Jal founded Gua Africa, an organisation that promotes education in Sudan, Kenya and elsewhere in Sub-Saharan Africa. A documentary has been made about his life and his return to Sudan to reunite with his remaining family. More recently, on his website, he is encouraging people to call for peace in the upcoming southern Sudan referendum. Emmanuel Jal continues to demonstrate "the power of music".
I first heard Vusi Mahlasela’s music after returning home from a trip to Johannesburg. I’d picked up one of his CDs at the airport before my flight out, not knowing exactly what to expect. I figured I’d chosen well when during my stopover in Nairobi, one of my trusted Kenyan colleagues expressed his approval for my choice. But it was when I got the CD home that I realised how lucky I was. Mahlasela’s voice and guitar blew me away.
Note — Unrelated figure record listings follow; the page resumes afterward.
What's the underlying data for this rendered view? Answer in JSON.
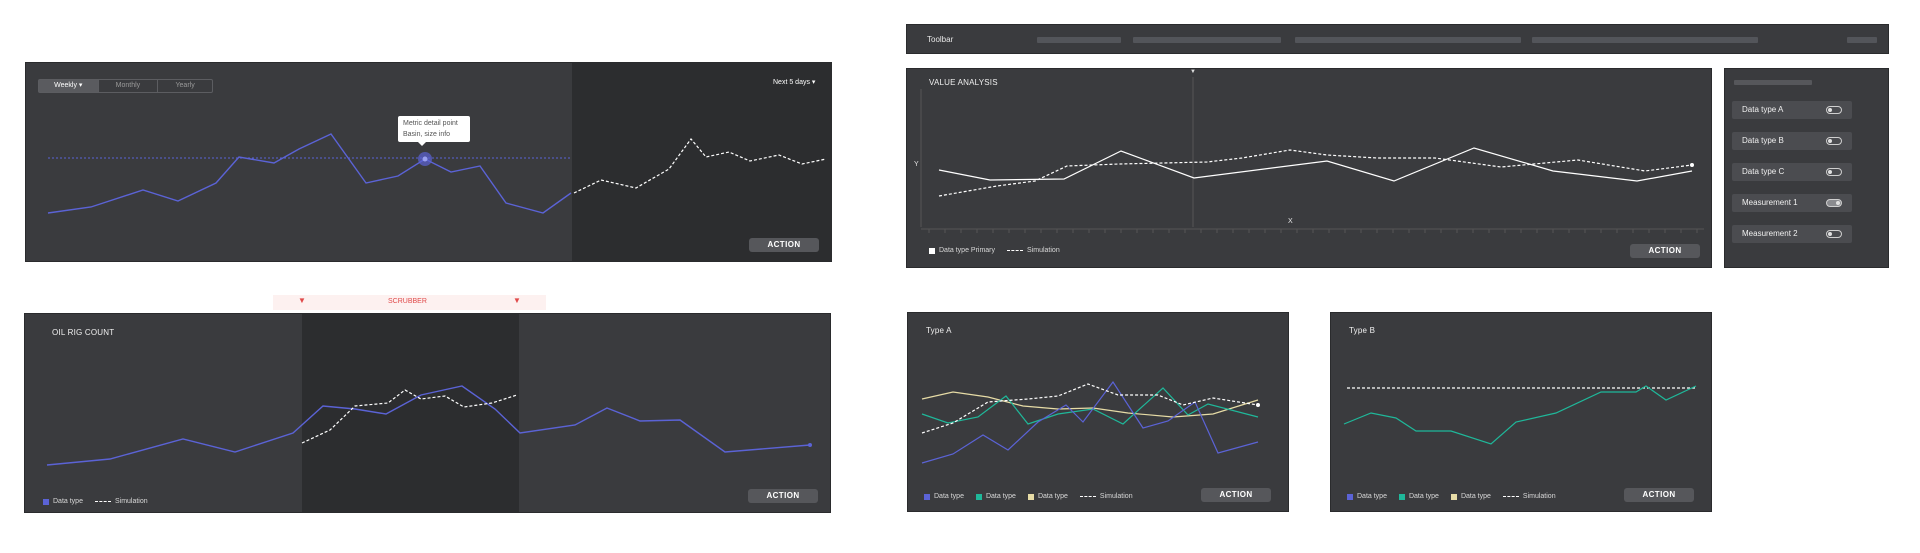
{
  "panel1": {
    "segmented": [
      "Weekly",
      "Monthly",
      "Yearly"
    ],
    "active_segment": "Weekly",
    "range_dropdown": "Next 5 days",
    "tooltip": {
      "line1": "Metric detail point",
      "line2": "Basin, size info"
    },
    "action": "ACTION"
  },
  "scrubber": {
    "label": "SCRUBBER"
  },
  "panel2": {
    "title": "OIL RIG COUNT",
    "legend": {
      "series1": "Data type",
      "series2": "Simulation"
    },
    "action": "ACTION"
  },
  "toolbar": {
    "label": "Toolbar"
  },
  "value_panel": {
    "title": "VALUE ANALYSIS",
    "y_label": "Y",
    "x_label": "X",
    "legend": {
      "series1": "Data type Primary",
      "series2": "Simulation"
    },
    "action": "ACTION"
  },
  "sidebar": {
    "items": [
      {
        "label": "Data type  A",
        "on": false
      },
      {
        "label": "Data type  B",
        "on": false
      },
      {
        "label": "Data type  C",
        "on": false
      },
      {
        "label": "Measurement 1",
        "on": true
      },
      {
        "label": "Measurement 2",
        "on": false
      }
    ]
  },
  "typeA": {
    "title": "Type A",
    "legend": [
      "Data type",
      "Data type",
      "Data type",
      "Simulation"
    ],
    "action": "ACTION"
  },
  "typeB": {
    "title": "Type B",
    "legend": [
      "Data type",
      "Data type",
      "Data type",
      "Simulation"
    ],
    "action": "ACTION"
  },
  "colors": {
    "accent_blue": "#5b63d6",
    "green": "#1fb89a",
    "cream": "#e7dca6",
    "scrubber_red": "#e04a4a",
    "scrubber_bg": "#fdf1f0"
  }
}
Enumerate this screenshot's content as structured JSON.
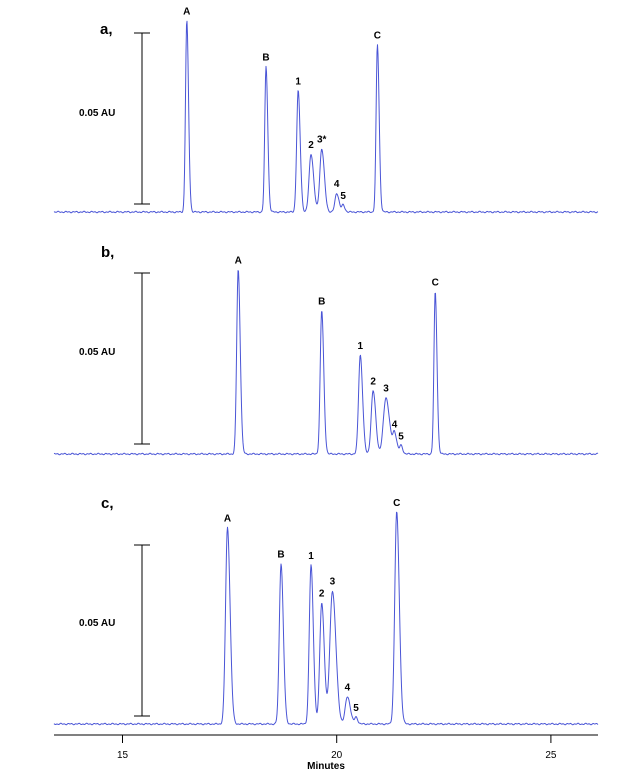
{
  "chart_data": {
    "type": "line",
    "x_axis": {
      "label": "Minutes",
      "range": [
        13.4,
        26.1
      ],
      "ticks": [
        15,
        20,
        25
      ],
      "tick_labels": [
        "15",
        "20",
        "25"
      ]
    },
    "scale_bar_label": "0.05 AU",
    "line_color": "#4a55d6",
    "panels": [
      {
        "label": "a,",
        "peaks": [
          {
            "label": "A",
            "x": 16.5,
            "height": 1.12,
            "width": 0.03
          },
          {
            "label": "B",
            "x": 18.35,
            "height": 0.85,
            "width": 0.03
          },
          {
            "label": "1",
            "x": 19.1,
            "height": 0.71,
            "width": 0.035
          },
          {
            "label": "2",
            "x": 19.4,
            "height": 0.34,
            "width": 0.045
          },
          {
            "label": "3*",
            "x": 19.65,
            "height": 0.37,
            "width": 0.045
          },
          {
            "label": "4",
            "x": 20.0,
            "height": 0.11,
            "width": 0.04
          },
          {
            "label": "5",
            "x": 20.15,
            "height": 0.04,
            "width": 0.03
          },
          {
            "label": "C",
            "x": 20.95,
            "height": 0.98,
            "width": 0.03
          }
        ]
      },
      {
        "label": "b,",
        "peaks": [
          {
            "label": "A",
            "x": 17.7,
            "height": 1.08,
            "width": 0.035
          },
          {
            "label": "B",
            "x": 19.65,
            "height": 0.84,
            "width": 0.035
          },
          {
            "label": "1",
            "x": 20.55,
            "height": 0.58,
            "width": 0.04
          },
          {
            "label": "2",
            "x": 20.85,
            "height": 0.37,
            "width": 0.045
          },
          {
            "label": "3",
            "x": 21.15,
            "height": 0.33,
            "width": 0.06
          },
          {
            "label": "4",
            "x": 21.35,
            "height": 0.12,
            "width": 0.04
          },
          {
            "label": "5",
            "x": 21.5,
            "height": 0.05,
            "width": 0.03
          },
          {
            "label": "C",
            "x": 22.3,
            "height": 0.95,
            "width": 0.03
          }
        ]
      },
      {
        "label": "c,",
        "peaks": [
          {
            "label": "A",
            "x": 17.45,
            "height": 1.15,
            "width": 0.045
          },
          {
            "label": "B",
            "x": 18.7,
            "height": 0.94,
            "width": 0.04
          },
          {
            "label": "1",
            "x": 19.4,
            "height": 0.93,
            "width": 0.04
          },
          {
            "label": "2",
            "x": 19.65,
            "height": 0.71,
            "width": 0.045
          },
          {
            "label": "3",
            "x": 19.9,
            "height": 0.78,
            "width": 0.06
          },
          {
            "label": "4",
            "x": 20.25,
            "height": 0.16,
            "width": 0.05
          },
          {
            "label": "5",
            "x": 20.45,
            "height": 0.04,
            "width": 0.03
          },
          {
            "label": "C",
            "x": 21.4,
            "height": 1.24,
            "width": 0.045
          }
        ]
      }
    ]
  }
}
Mahlasela grew up during apartheid in South Africa. He became active as a boy and then a young man in the anti-apartheid movement. He also began singing and playing guitar as a boy and his songs and poetry took on political and social themes.
Mahlasela’s website describes him as a "singer-songwriter and poet-activist." His songs are moving, joyful and full of hope. Mahlasela speaks out about racism and intolerance, and works for change. He created the Vusi Mahlasela Music Development Foundation to promote African music. He is also an official ambassador to Nelson Mandela’s HIV/AIDS awareness and prevention campaign called 46664 (Mandela’s prison number during his 27 years on Robben Island).
Vusi Mahlasela continues to tour internationally, and is releasing a new album called Say Africa in early 2011.